Rotensee. Fast alles beim Festkommers anlässlich der urkundlichen Ersterwähnung von Rotensee vor 725 Jahren drehte sich um den Frosch.

 Den Spitznamengeber der Rotenseer, den Patron der Kirmes und natürlich auch die Symbolfigur der Jahrhundertfeier.

Schelmisch schmunzelnd verfolgte „er“ am Freitagabend bei „Froschwetter“ auf dem grasgrünen Werbebanner über der Tanzfläche, wie das Bläsercorps Freischütz Rotensee den dritten Teil der Jubiläumsveranstaltungen feierlich eröffnete, wie Ortsvorsteher Heiko Kroker das Publikum im voll besetzten Kirmeszelt begrüßte und vielfachen Dank aussprach.
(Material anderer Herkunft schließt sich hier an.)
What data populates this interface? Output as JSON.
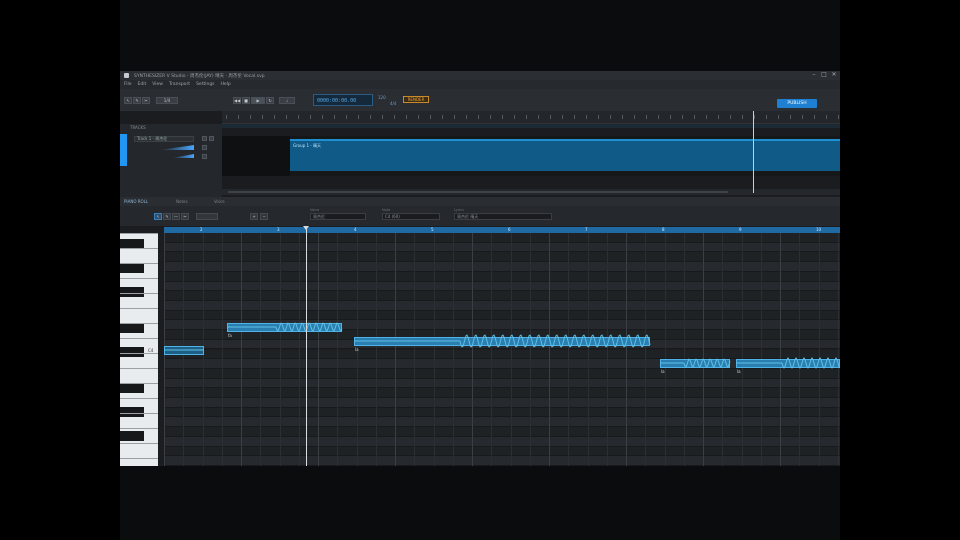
{
  "app": {
    "title": "SYNTHESIZER V Studio - 周杰伦(JAY) 晴天 · 周杰伦 Vocal.svp",
    "menus": [
      "File",
      "Edit",
      "View",
      "Transport",
      "Settings",
      "Help"
    ],
    "window_controls": [
      "–",
      "□",
      "✕"
    ]
  },
  "toolbar": {
    "time_display": "0000:00:00.00",
    "tempo": "120",
    "time_sig": "4/4",
    "snap_label": "1/4",
    "status": "RENDER",
    "publish_label": "PUBLISH"
  },
  "arrangement": {
    "track_panel_label": "TRACKS",
    "track_name": "Track 1 - 周杰伦",
    "clip_label": "Group 1 - 晴天"
  },
  "editor": {
    "tabs": [
      "PIANO ROLL",
      "Notes",
      "Voice"
    ],
    "fields": [
      {
        "label": "Voice",
        "value": "周杰伦"
      },
      {
        "label": "Note",
        "value": "C4 (60)"
      },
      {
        "label": "Lyrics",
        "value": "周杰伦 晴天"
      }
    ],
    "ruler_labels": [
      "2",
      "3",
      "4",
      "5",
      "6",
      "7",
      "8",
      "9",
      "10"
    ],
    "piano_label": "C4",
    "lyrics": [
      "fa",
      "la",
      "la",
      "la"
    ]
  },
  "colors": {
    "accent": "#1f7fd0",
    "note": "#2a7fb0",
    "pitch_curve": "#5ec0e6",
    "warning": "#f0a030"
  }
}
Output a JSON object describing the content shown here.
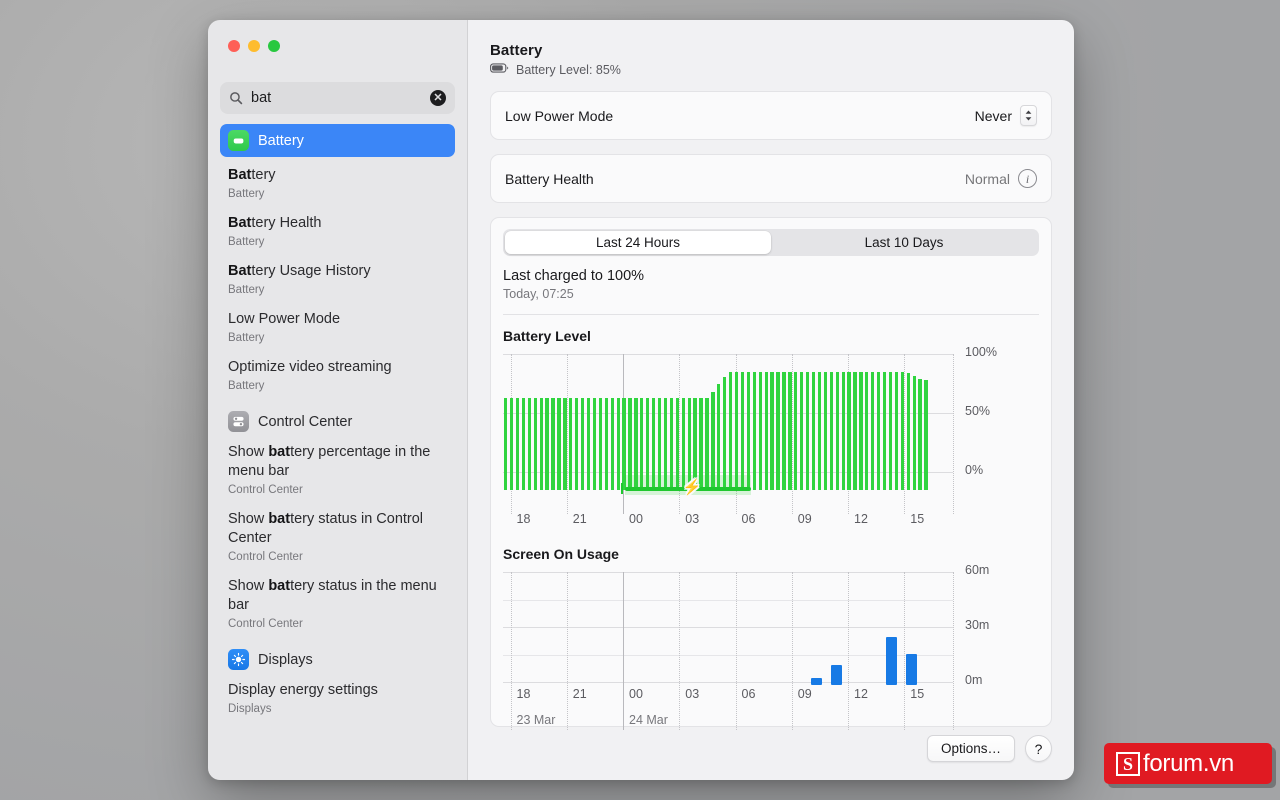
{
  "window": {
    "traffic_lights": [
      "close",
      "minimize",
      "zoom"
    ]
  },
  "sidebar": {
    "search": {
      "value": "bat",
      "placeholder": "Search",
      "icon": "search-icon",
      "clear_icon": "clear-icon"
    },
    "selected": {
      "label": "Battery",
      "icon": "battery-app-icon"
    },
    "results": [
      {
        "bold": "Bat",
        "rest": "tery",
        "sub": "Battery"
      },
      {
        "bold": "Bat",
        "rest": "tery Health",
        "sub": "Battery"
      },
      {
        "bold": "Bat",
        "rest": "tery Usage History",
        "sub": "Battery"
      },
      {
        "bold": "",
        "rest": "Low Power Mode",
        "sub": "Battery"
      },
      {
        "bold": "",
        "rest": "Optimize video streaming",
        "sub": "Battery"
      }
    ],
    "groups": [
      {
        "label": "Control Center",
        "icon": "control-center-icon",
        "results": [
          {
            "pre": "Show ",
            "bold": "bat",
            "rest": "tery percentage in the menu bar",
            "sub": "Control Center"
          },
          {
            "pre": "Show ",
            "bold": "bat",
            "rest": "tery status in Control Center",
            "sub": "Control Center"
          },
          {
            "pre": "Show ",
            "bold": "bat",
            "rest": "tery status in the menu bar",
            "sub": "Control Center"
          }
        ]
      },
      {
        "label": "Displays",
        "icon": "displays-icon",
        "results": [
          {
            "pre": "",
            "bold": "",
            "rest": "Display energy settings",
            "sub": "Displays"
          }
        ]
      }
    ]
  },
  "main": {
    "title": "Battery",
    "battery_level_line": "Battery Level: 85%",
    "battery_icon": "battery-status-icon",
    "rows": [
      {
        "key": "Low Power Mode",
        "value": "Never",
        "control": "stepper"
      },
      {
        "key": "Battery Health",
        "value": "Normal",
        "control": "info"
      }
    ],
    "tabs": [
      {
        "label": "Last 24 Hours",
        "active": true
      },
      {
        "label": "Last 10 Days",
        "active": false
      }
    ],
    "last_charged_title": "Last charged to 100%",
    "last_charged_sub": "Today, 07:25",
    "footer": {
      "options_label": "Options…",
      "help_label": "?"
    }
  },
  "watermark": {
    "mark": "S",
    "text": "forum.vn",
    "color": "#e01a22"
  },
  "chart_data": [
    {
      "id": "battery-level",
      "type": "bar",
      "title": "Battery Level",
      "xlabel": "",
      "ylabel": "",
      "ylim": [
        0,
        100
      ],
      "yticks": [
        0,
        50,
        100
      ],
      "ytick_labels": [
        "0%",
        "50%",
        "100%"
      ],
      "grid": true,
      "xtick_labels": [
        "18",
        "21",
        "00",
        "03",
        "06",
        "09",
        "12",
        "15"
      ],
      "xtick_hours": [
        18,
        21,
        0,
        3,
        6,
        9,
        12,
        15
      ],
      "bar_color": "#30d43f",
      "x_start_hour": 17.6,
      "x_end_hour": 17.6,
      "x_span_hours": 24,
      "n_bars": 72,
      "values": [
        78,
        78,
        78,
        78,
        78,
        78,
        78,
        78,
        78,
        78,
        78,
        78,
        78,
        78,
        78,
        78,
        78,
        78,
        78,
        78,
        78,
        78,
        78,
        78,
        78,
        78,
        78,
        78,
        78,
        78,
        78,
        78,
        78,
        78,
        78,
        83,
        90,
        96,
        100,
        100,
        100,
        100,
        100,
        100,
        100,
        100,
        100,
        100,
        100,
        100,
        100,
        100,
        100,
        100,
        100,
        100,
        100,
        100,
        100,
        100,
        100,
        100,
        100,
        100,
        100,
        100,
        100,
        100,
        99,
        97,
        94,
        93
      ],
      "charging": {
        "start_hour": 0.1,
        "end_hour": 6.8,
        "label": "charging",
        "icon": "bolt-icon"
      }
    },
    {
      "id": "screen-on-usage",
      "type": "bar",
      "title": "Screen On Usage",
      "xlabel": "",
      "ylabel": "",
      "ylim": [
        0,
        60
      ],
      "yticks": [
        0,
        30,
        60
      ],
      "ytick_labels": [
        "0m",
        "30m",
        "60m"
      ],
      "grid": true,
      "xtick_labels": [
        "18",
        "21",
        "00",
        "03",
        "06",
        "09",
        "12",
        "15"
      ],
      "xtick_hours": [
        18,
        21,
        0,
        3,
        6,
        9,
        12,
        15
      ],
      "date_labels": [
        {
          "label": "23 Mar",
          "hour": 18
        },
        {
          "label": "24 Mar",
          "hour": 0
        }
      ],
      "bar_color": "#177ae5",
      "x_start_hour": 17.6,
      "x_span_hours": 24,
      "bars": [
        {
          "hour": 10.0,
          "minutes": 4
        },
        {
          "hour": 11.1,
          "minutes": 11
        },
        {
          "hour": 14.0,
          "minutes": 26
        },
        {
          "hour": 15.1,
          "minutes": 17
        }
      ]
    }
  ]
}
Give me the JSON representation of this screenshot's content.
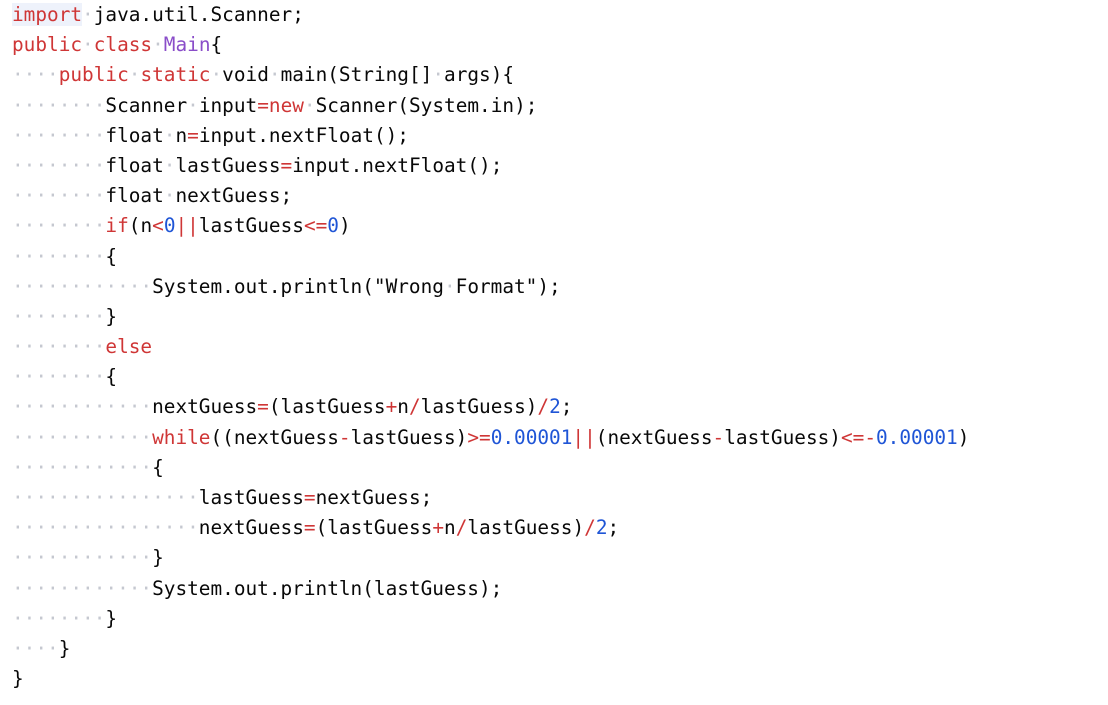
{
  "editor": {
    "language": "java",
    "colors": {
      "keyword": "#cf3636",
      "class_name": "#8a4dc9",
      "number": "#1f55d6",
      "operator": "#cf3636",
      "whitespace_marker": "#c5c8d0",
      "text": "#080808"
    },
    "lines": [
      {
        "indent": 0,
        "tokens": [
          {
            "t": "kw",
            "v": "import"
          },
          {
            "t": "ws",
            "v": "·"
          },
          {
            "t": "tx",
            "v": "java.util.Scanner;"
          }
        ]
      },
      {
        "indent": 0,
        "tokens": [
          {
            "t": "kw",
            "v": "public"
          },
          {
            "t": "ws",
            "v": "·"
          },
          {
            "t": "kw",
            "v": "class"
          },
          {
            "t": "ws",
            "v": "·"
          },
          {
            "t": "cls",
            "v": "Main"
          },
          {
            "t": "tx",
            "v": "{"
          }
        ]
      },
      {
        "indent": 4,
        "tokens": [
          {
            "t": "kw",
            "v": "public"
          },
          {
            "t": "ws",
            "v": "·"
          },
          {
            "t": "kw",
            "v": "static"
          },
          {
            "t": "ws",
            "v": "·"
          },
          {
            "t": "tx",
            "v": "void"
          },
          {
            "t": "ws",
            "v": "·"
          },
          {
            "t": "tx",
            "v": "main(String[]"
          },
          {
            "t": "ws",
            "v": "·"
          },
          {
            "t": "tx",
            "v": "args){"
          }
        ]
      },
      {
        "indent": 8,
        "tokens": [
          {
            "t": "tx",
            "v": "Scanner"
          },
          {
            "t": "ws",
            "v": "·"
          },
          {
            "t": "tx",
            "v": "input"
          },
          {
            "t": "op",
            "v": "="
          },
          {
            "t": "kw",
            "v": "new"
          },
          {
            "t": "ws",
            "v": "·"
          },
          {
            "t": "tx",
            "v": "Scanner(System.in);"
          }
        ]
      },
      {
        "indent": 8,
        "tokens": [
          {
            "t": "tx",
            "v": "float"
          },
          {
            "t": "ws",
            "v": "·"
          },
          {
            "t": "tx",
            "v": "n"
          },
          {
            "t": "op",
            "v": "="
          },
          {
            "t": "tx",
            "v": "input.nextFloat();"
          }
        ]
      },
      {
        "indent": 8,
        "tokens": [
          {
            "t": "tx",
            "v": "float"
          },
          {
            "t": "ws",
            "v": "·"
          },
          {
            "t": "tx",
            "v": "lastGuess"
          },
          {
            "t": "op",
            "v": "="
          },
          {
            "t": "tx",
            "v": "input.nextFloat();"
          }
        ]
      },
      {
        "indent": 8,
        "tokens": [
          {
            "t": "tx",
            "v": "float"
          },
          {
            "t": "ws",
            "v": "·"
          },
          {
            "t": "tx",
            "v": "nextGuess;"
          }
        ]
      },
      {
        "indent": 8,
        "tokens": [
          {
            "t": "kw",
            "v": "if"
          },
          {
            "t": "tx",
            "v": "(n"
          },
          {
            "t": "op",
            "v": "<"
          },
          {
            "t": "num",
            "v": "0"
          },
          {
            "t": "op",
            "v": "||"
          },
          {
            "t": "tx",
            "v": "lastGuess"
          },
          {
            "t": "op",
            "v": "<="
          },
          {
            "t": "num",
            "v": "0"
          },
          {
            "t": "tx",
            "v": ")"
          }
        ]
      },
      {
        "indent": 8,
        "tokens": [
          {
            "t": "tx",
            "v": "{"
          }
        ]
      },
      {
        "indent": 12,
        "tokens": [
          {
            "t": "tx",
            "v": "System.out.println(\"Wrong"
          },
          {
            "t": "ws",
            "v": "·"
          },
          {
            "t": "tx",
            "v": "Format\");"
          }
        ]
      },
      {
        "indent": 8,
        "tokens": [
          {
            "t": "tx",
            "v": "}"
          }
        ]
      },
      {
        "indent": 8,
        "tokens": [
          {
            "t": "kw",
            "v": "else"
          }
        ]
      },
      {
        "indent": 8,
        "tokens": [
          {
            "t": "tx",
            "v": "{"
          }
        ]
      },
      {
        "indent": 12,
        "tokens": [
          {
            "t": "tx",
            "v": "nextGuess"
          },
          {
            "t": "op",
            "v": "="
          },
          {
            "t": "tx",
            "v": "(lastGuess"
          },
          {
            "t": "op",
            "v": "+"
          },
          {
            "t": "tx",
            "v": "n"
          },
          {
            "t": "op",
            "v": "/"
          },
          {
            "t": "tx",
            "v": "lastGuess)"
          },
          {
            "t": "op",
            "v": "/"
          },
          {
            "t": "num",
            "v": "2"
          },
          {
            "t": "tx",
            "v": ";"
          }
        ]
      },
      {
        "indent": 12,
        "tokens": [
          {
            "t": "kw",
            "v": "while"
          },
          {
            "t": "tx",
            "v": "((nextGuess"
          },
          {
            "t": "op",
            "v": "-"
          },
          {
            "t": "tx",
            "v": "lastGuess)"
          },
          {
            "t": "op",
            "v": ">="
          },
          {
            "t": "num",
            "v": "0.00001"
          },
          {
            "t": "op",
            "v": "||"
          },
          {
            "t": "tx",
            "v": "(nextGuess"
          },
          {
            "t": "op",
            "v": "-"
          },
          {
            "t": "tx",
            "v": "lastGuess)"
          },
          {
            "t": "op",
            "v": "<=-"
          },
          {
            "t": "num",
            "v": "0.00001"
          },
          {
            "t": "tx",
            "v": ")"
          }
        ]
      },
      {
        "indent": 12,
        "tokens": [
          {
            "t": "tx",
            "v": "{"
          }
        ]
      },
      {
        "indent": 16,
        "tokens": [
          {
            "t": "tx",
            "v": "lastGuess"
          },
          {
            "t": "op",
            "v": "="
          },
          {
            "t": "tx",
            "v": "nextGuess;"
          }
        ]
      },
      {
        "indent": 16,
        "tokens": [
          {
            "t": "tx",
            "v": "nextGuess"
          },
          {
            "t": "op",
            "v": "="
          },
          {
            "t": "tx",
            "v": "(lastGuess"
          },
          {
            "t": "op",
            "v": "+"
          },
          {
            "t": "tx",
            "v": "n"
          },
          {
            "t": "op",
            "v": "/"
          },
          {
            "t": "tx",
            "v": "lastGuess)"
          },
          {
            "t": "op",
            "v": "/"
          },
          {
            "t": "num",
            "v": "2"
          },
          {
            "t": "tx",
            "v": ";"
          }
        ]
      },
      {
        "indent": 12,
        "tokens": [
          {
            "t": "tx",
            "v": "}"
          }
        ]
      },
      {
        "indent": 12,
        "tokens": [
          {
            "t": "tx",
            "v": "System.out.println(lastGuess);"
          }
        ]
      },
      {
        "indent": 8,
        "tokens": [
          {
            "t": "tx",
            "v": "}"
          }
        ]
      },
      {
        "indent": 4,
        "tokens": [
          {
            "t": "tx",
            "v": "}"
          }
        ]
      },
      {
        "indent": 0,
        "tokens": [
          {
            "t": "tx",
            "v": "}"
          }
        ]
      }
    ]
  }
}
Und wie der Kinderchor Wippershain ein erstes musikalisches Ausrufezeichen setzte und „Seeräuberopa Fabian“ hochleben ließ. Die zwölf Jungen und Mädchen ernteten viel Applaus, obwohl die von Simon Göbel geschwenkte Piratenflagge wahrscheinlich nie über Rotensee oder dem 1923 zugeschütteten Dorfteich wehte.

3000 Jahre altes Armband

Jedenfalls wenn man sich auf den Rotenseer Heimathistoriker Hans Heenes verlässt, der Einzelschicksale und wichtige Dorfdaten Revue passieren ließ und dabei auf so manche Kuriosität einging. Etwa die, dass 1923 auf dem Dorfteichgelände das 20 Mio. Mark teure, von den Bürgern selbst finanzierte Weltkriegsmahnmal errichtet worden ist, und dass im Bad Hersfelder Museum ein in der Rotenseer Gemarkung gefundenes, etwa 3000 Jahre altes Bronzearmband vor sich hinschlummert.

Schirmherr Bürgermeister Harald Preßmann („Ich freue mich wie ein Frosch!“) gratulierte für die Gemeindegremien. Er lobte den ausgeprägten Gemeinschaftssinn der Rotenseer, und bat um Unterstützung beim anstehenden Bau des Multifunktionsplatzes. Staatsminister Michael Roth („Roth gehört nach Rotensee!“) wünschte der Festgemeinde angesichts der Ereignisse in Barcelona vor allem Frieden und dass man immer miteinander und nicht übereinander reden möge. Für den Landkreis grüßte Landrat Dr. Michael Koch. Er überreichte ein 500 Euro schweres „Flachgeschenk“ und fügte hinzu: „Wenn ich gewusst hätte, dass Rotensee 577 Einwohner hat, hätte ich noch 77 Euro draufgelegt!“. Weitere Gratulanten waren Landtagsabgeordneter Torsten Warnecke, Bundestagskandidat Timo Lübeck, Schenklengsfelds Bürgermeister Stefan Gensler für die Nachbargemeinden, Bad Hersfelds Stadtrat Hans-Georg Vierheller und Pfarrer Andreas Staus.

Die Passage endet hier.